Outdoor Sound Attenuation (Distance) Calculator

Calculator Inputs

Calculation mode

Source model

Distance unit

Reference sound level (dB)

Reference distance (m)

Target distance (m)

Desired target level (dB)

Air absorption (dB per 100 m)

Additional fixed loss (dB)

Graph minimum distance (m)

Graph maximum distance (m)

Graph points

Example Data Table

Scenario	Reference Level	Reference Distance	Target Distance	Source Model	Air Absorption	Predicted Level
Portable generator	88 dB	10 m	40 m	Point source	0.20 dB / 100 m	75.94 dB
Roadway edge	82 dB	15 m	60 m	Line source	0.10 dB / 100 m	75.96 dB
Outdoor fan bank	95 dB	5 m	30 m	Point source	0.35 dB / 100 m	79.36 dB

Formula Used

Point source: L2 = L1 − 20 × log10(r2 / r1) − α × (r2 − r1) − Ladd

Line source: L2 = L1 − 10 × log10(r2 / r1) − α × (r2 − r1) − Ladd

Here, L1 is the known sound level at the reference distance r1, and L2 is the predicted sound level at target distance r2. The symbol α represents atmospheric absorption loss per unit distance, while Ladd represents any extra fixed loss such as shielding, foliage loss, or conservative design margin.

Point sources spread spherically and typically drop about 6 dB for each doubling of distance.

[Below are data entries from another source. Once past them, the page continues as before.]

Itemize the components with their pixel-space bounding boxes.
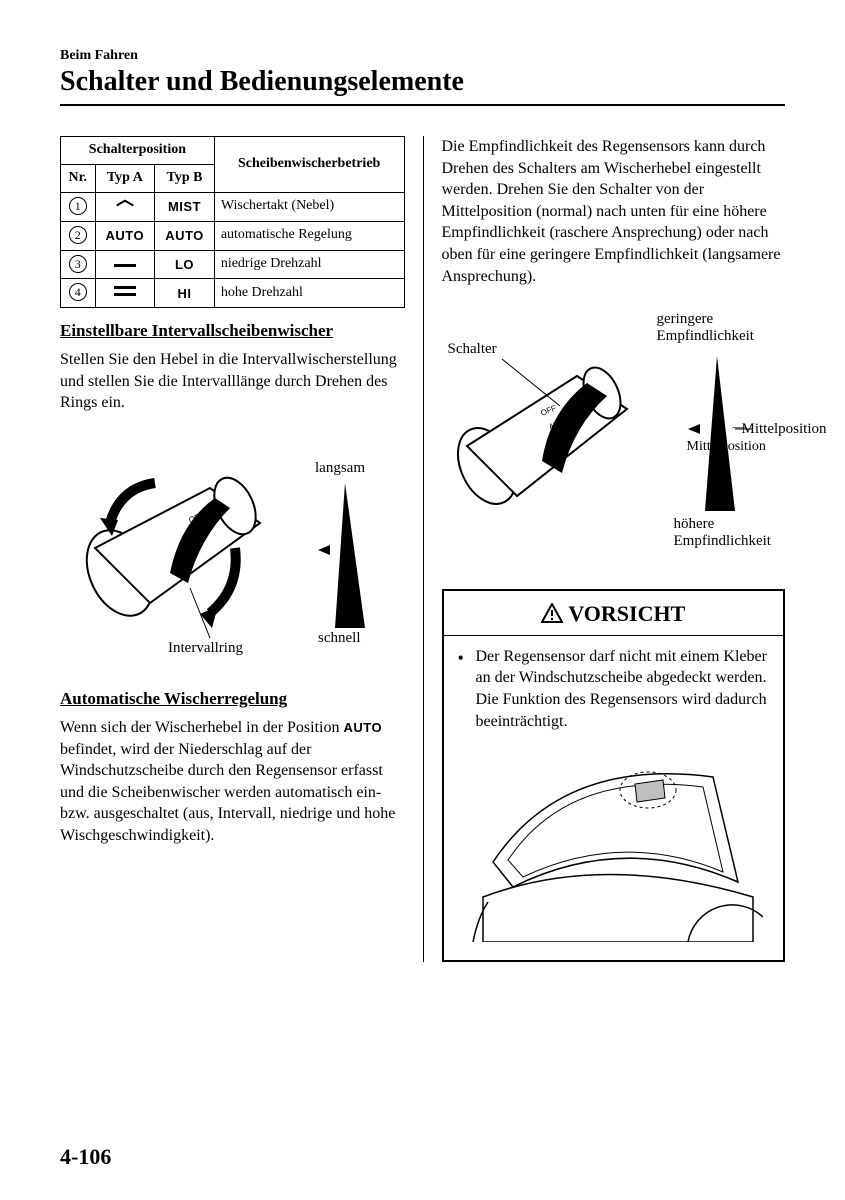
row-num: 1 bbox=[69, 197, 87, 215]
row-typb: LO bbox=[155, 250, 215, 279]
caution-title: VORSICHT bbox=[444, 591, 784, 636]
label-slow: langsam bbox=[315, 458, 365, 478]
th-operation: Scheibenwischerbetrieb bbox=[214, 137, 404, 193]
caution-text: Der Regensensor darf nicht mit einem Kle… bbox=[458, 646, 770, 732]
row-num: 4 bbox=[69, 283, 87, 301]
header-rule bbox=[60, 104, 785, 106]
interval-diagram: OFF langsam schnell Intervallring bbox=[60, 428, 405, 668]
left-column: Schalterposition Scheibenwischerbetrieb … bbox=[60, 136, 423, 962]
th-position: Schalterposition bbox=[61, 137, 215, 165]
para-auto-a: Wenn sich der Wischerhebel in der Positi… bbox=[60, 719, 343, 736]
double-bar-icon bbox=[114, 286, 136, 296]
th-nr: Nr. bbox=[61, 164, 96, 192]
chevron-up-icon bbox=[114, 197, 136, 209]
label-mid: Mittelposition bbox=[687, 439, 766, 454]
para-sensitivity: Die Empfindlichkeit des Regensensors kan… bbox=[442, 136, 786, 287]
table-row: 4 HI hohe Drehzahl bbox=[61, 279, 405, 308]
label-fast: schnell bbox=[318, 628, 361, 648]
row-typb: HI bbox=[155, 279, 215, 308]
label-less-sens: geringere Empfindlichkeit bbox=[657, 311, 787, 344]
row-typa: AUTO bbox=[95, 221, 155, 250]
table-row: 3 LO niedrige Drehzahl bbox=[61, 250, 405, 279]
sensitivity-diagram: OFF AUTO Schalter geringere Empfindlichk… bbox=[442, 301, 786, 561]
row-typb: MIST bbox=[155, 192, 215, 221]
row-desc: Wischertakt (Nebel) bbox=[214, 192, 404, 221]
para-interval: Stellen Sie den Hebel in die Intervallwi… bbox=[60, 349, 405, 414]
label-mid-text: Mittelposition bbox=[742, 419, 827, 439]
caution-title-text: VORSICHT bbox=[568, 601, 685, 626]
wiper-table: Schalterposition Scheibenwischerbetrieb … bbox=[60, 136, 405, 308]
para-auto-label: AUTO bbox=[343, 720, 382, 735]
label-ring: Intervallring bbox=[168, 638, 243, 658]
row-desc: niedrige Drehzahl bbox=[214, 250, 404, 279]
row-desc: automatische Regelung bbox=[214, 221, 404, 250]
page-number: 4-106 bbox=[60, 1144, 111, 1170]
row-desc: hohe Drehzahl bbox=[214, 279, 404, 308]
caution-box: VORSICHT Der Regensensor darf nicht mit … bbox=[442, 589, 786, 962]
row-num: 2 bbox=[69, 226, 87, 244]
subhead-auto: Automatische Wischerregelung bbox=[60, 688, 405, 711]
para-auto-b: befindet, wird der Niederschlag auf der … bbox=[60, 741, 395, 844]
label-more-sens: höhere Empfindlichkeit bbox=[674, 516, 794, 549]
th-typb: Typ B bbox=[155, 164, 215, 192]
para-auto: Wenn sich der Wischerhebel in der Positi… bbox=[60, 717, 405, 847]
car-windshield-icon bbox=[463, 742, 763, 942]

Line sources spread cylindrically and typically drop about 3 dB for each doubling of distance.

How to Use This Calculator

Select the calculation mode that matches your task.
Choose point source for isolated equipment or line source for extended sources.
Enter the known reference sound level and its measurement distance.
Enter a target distance or a desired target level, depending on mode.
Add air absorption and extra loss if your scenario needs them.
Set graph limits to visualize how sound changes across distance.
Press Calculate to show the result above the form.
Use the CSV or PDF buttons to save the summary.

FAQs

1. What does outdoor sound attenuation mean?

Outdoor sound attenuation is the reduction in sound level as noise travels away from its source. Distance spreading causes the main drop, while air absorption and local shielding can add further loss.

2. When should I use the point source option?

Use the point source option for equipment that behaves like one localized emitter, such as a generator, a fan, or a loudspeaker cluster viewed from far enough away.

3. When should I use the line source option?

Use the line source option for long, extended sources such as highways, conveyor runs, or lengthy process lines where cylindrical spreading is a better practical approximation.

4. Why does sound not always drop exactly 6 dB per doubling?

Real outdoor conditions include reflections, terrain, wind, humidity, absorption, and source directivity. These factors can make the observed drop differ from the ideal inverse square expectation.

5. What should I enter for air absorption?

Enter a practical attenuation estimate in dB per 100 meters or feet. Higher frequencies usually absorb more strongly than lower frequencies, especially over long outdoor paths.

6. What is additional fixed loss used for?

Additional fixed loss lets you include barriers, vegetation, façade shielding, or a conservative design margin without changing the geometric spreading calculation itself.

7. Can this calculator find the distance needed to meet a target level?

Yes. Choose the distance-finding mode, enter the desired sound level, and the calculator estimates the receiver distance required under your selected assumptions.

8. Is this calculator suitable for regulatory noise studies?

It works well for screening, early planning, and quick comparisons. Formal compliance studies may require octave-band data, meteorology, terrain modeling, and site-specific standards.